What other cities can adapt
Every city is unique; many cities rhyme. What Halabja offers is not a template to copy but a pattern to adapt. They can define the festival as a public service rather than a spectacle, with residents and producers at the center. Make SDGs procedural by writing them into checklists that specify who does what, when, how, and with what evidence. To build a real-time coalition that aligns public authority, private delivery, and citizen initiative. Measure what you want to keep, safety, hygiene, logistics satisfaction, digital signals, sales by category, jobs, spillover, and publish the results. Design for resilience with transport redundancy, homestay protocols, vendor zoning, waste routes, and shade/hydration points that treat dignity as infrastructure. And tell the story with modesty and facts; people believe what they can verify.
Toward HAPF-12
The horizon is practical and hopeful. Sustainability procedures will remain explicit and measured, with an expanded focus on waste sorting, a codified standard for reusable or compostable materials, and published local-sourcing rates alongside sales. Mobility will be engineered with contraflow, intercept parking, bus priority, and dynamic signage, paired with a six-to-seven-day festival to let the city breathe between peaks and give families time to savor Halabja’s attractions without rush. The festival’s digital voice will stay unified around verified name tags and hashtags, with a post-event transparency dashboard that reports impressions, reach, engagement, and top geographies as a standard practice.
Above all, we will protect the Halabja standard, competent, calm, hospitable, so that growth does not dilute character. The city’s diversity is not fragile; it is our competitive advantage. The festival will continue to be a table set for all, where a farmer’s year can be made, a student’s first job can be found, a craftswoman’s work can be priced fairly, and a family from another province can be hosted like kin.
Many chambers, one fruit, many voices, one city
The pomegranate is the right emblem because it captures our architecture: many chambers, one fruit. Farmers, vendors, artists, volunteers, officers, agencies, residents, each a chamber; together a city. HAPF-11 did not simply celebrate that fruit; it resembled it. In its crowds we saw our diversity; in its safety we saw our discipline; in its commerce we saw our work; in its hospitality we saw ourselves. As a work of cultural and public diplomacy, it persuaded not by argument but by example.
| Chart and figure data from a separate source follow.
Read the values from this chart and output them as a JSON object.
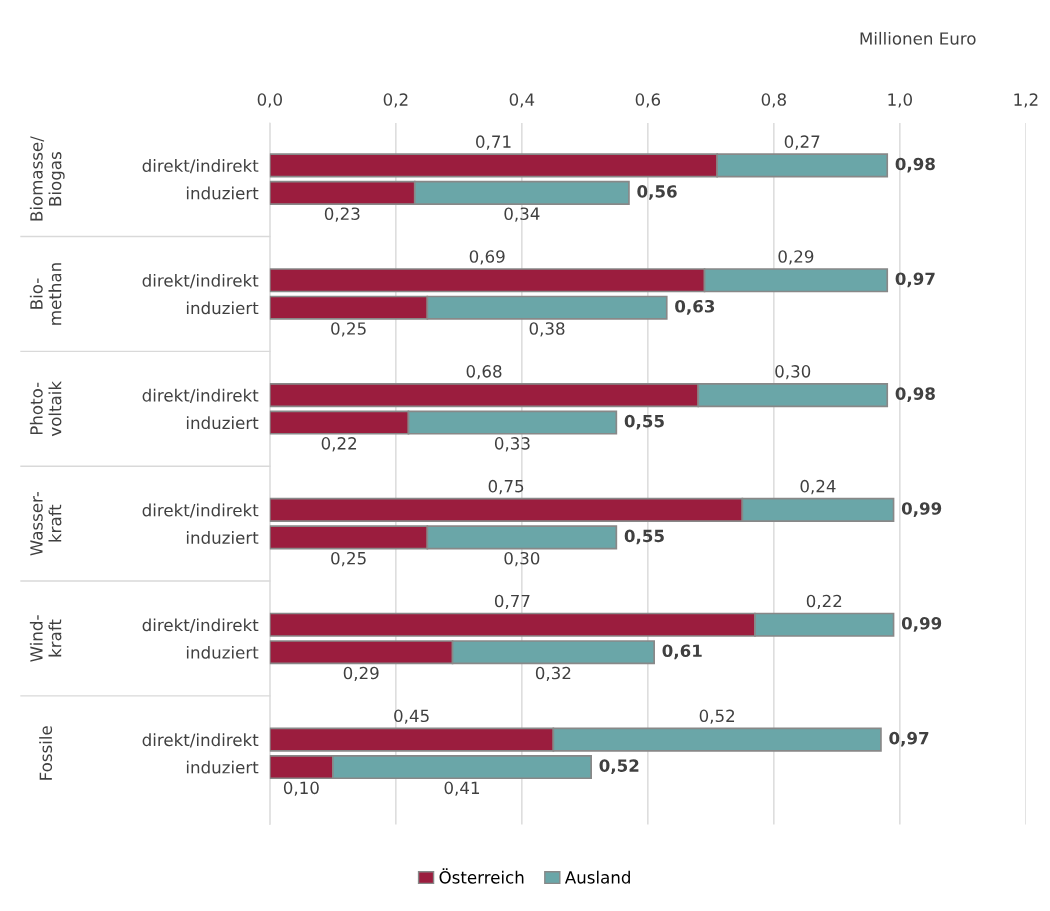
{
  "chart_data": {
    "type": "bar",
    "orientation": "horizontal",
    "stacked": true,
    "xlabel": "Millionen Euro",
    "categories": [
      "direkt/indirekt",
      "induziert",
      "direkt/indirekt",
      "induziert",
      "direkt/indirekt",
      "induziert",
      "direkt/indirekt",
      "induziert",
      "direkt/indirekt",
      "induziert",
      "direkt/indirekt",
      "induziert"
    ],
    "annotations": [
      "Biomasse/\nBiogas",
      "Bio-\nmethan",
      "Photo-\nvoltaik",
      "Wasser-\nkraft",
      "Wind-\nkraft",
      "Fossile"
    ],
    "series": [
      {
        "name": "Österreich",
        "color": "#9b1d3e",
        "values": [
          0.71,
          0.23,
          0.69,
          0.25,
          0.68,
          0.22,
          0.75,
          0.25,
          0.77,
          0.29,
          0.45,
          0.1
        ],
        "value_labels": [
          "0,71",
          "0,23",
          "0,69",
          "0,25",
          "0,68",
          "0,22",
          "0,75",
          "0,25",
          "0,77",
          "0,29",
          "0,45",
          "0,10"
        ]
      },
      {
        "name": "Ausland",
        "color": "#6aa6a8",
        "values": [
          0.27,
          0.34,
          0.29,
          0.38,
          0.3,
          0.33,
          0.24,
          0.3,
          0.22,
          0.32,
          0.52,
          0.41
        ],
        "value_labels": [
          "0,27",
          "0,34",
          "0,29",
          "0,38",
          "0,30",
          "0,33",
          "0,24",
          "0,30",
          "0,22",
          "0,32",
          "0,52",
          "0,41"
        ]
      }
    ],
    "totals": [
      "0,98",
      "0,56",
      "0,97",
      "0,63",
      "0,98",
      "0,55",
      "0,99",
      "0,55",
      "0,99",
      "0,61",
      "0,97",
      "0,52"
    ],
    "xlim": [
      0,
      1.2
    ],
    "xticks": [
      {
        "value": 0,
        "label": "0,0"
      },
      {
        "value": 0.2,
        "label": "0,2"
      },
      {
        "value": 0.4,
        "label": "0,4"
      },
      {
        "value": 0.6,
        "label": "0,6"
      },
      {
        "value": 0.8,
        "label": "0,8"
      },
      {
        "value": 1.0,
        "label": "1,0"
      },
      {
        "value": 1.2,
        "label": "1,2"
      }
    ],
    "grid": "x",
    "legend": "bottom"
  }
}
It showed that a city can host hundreds of thousands safely, monetize culture without commodifying identity, trend nationally without losing its center, and align local practice with global goals in ways that are specific, verifiable, and human.
The task now is to give that shared effort more days, wider lanes, and the same unshakable attention to safety, sustainability, and dignity that made HAPF-11 a landmark. Do that, and Halabja will not only hold a festival; it will continue to reframe what a festival can do, for a city, for a region, and for a country learning once again to believe in itself.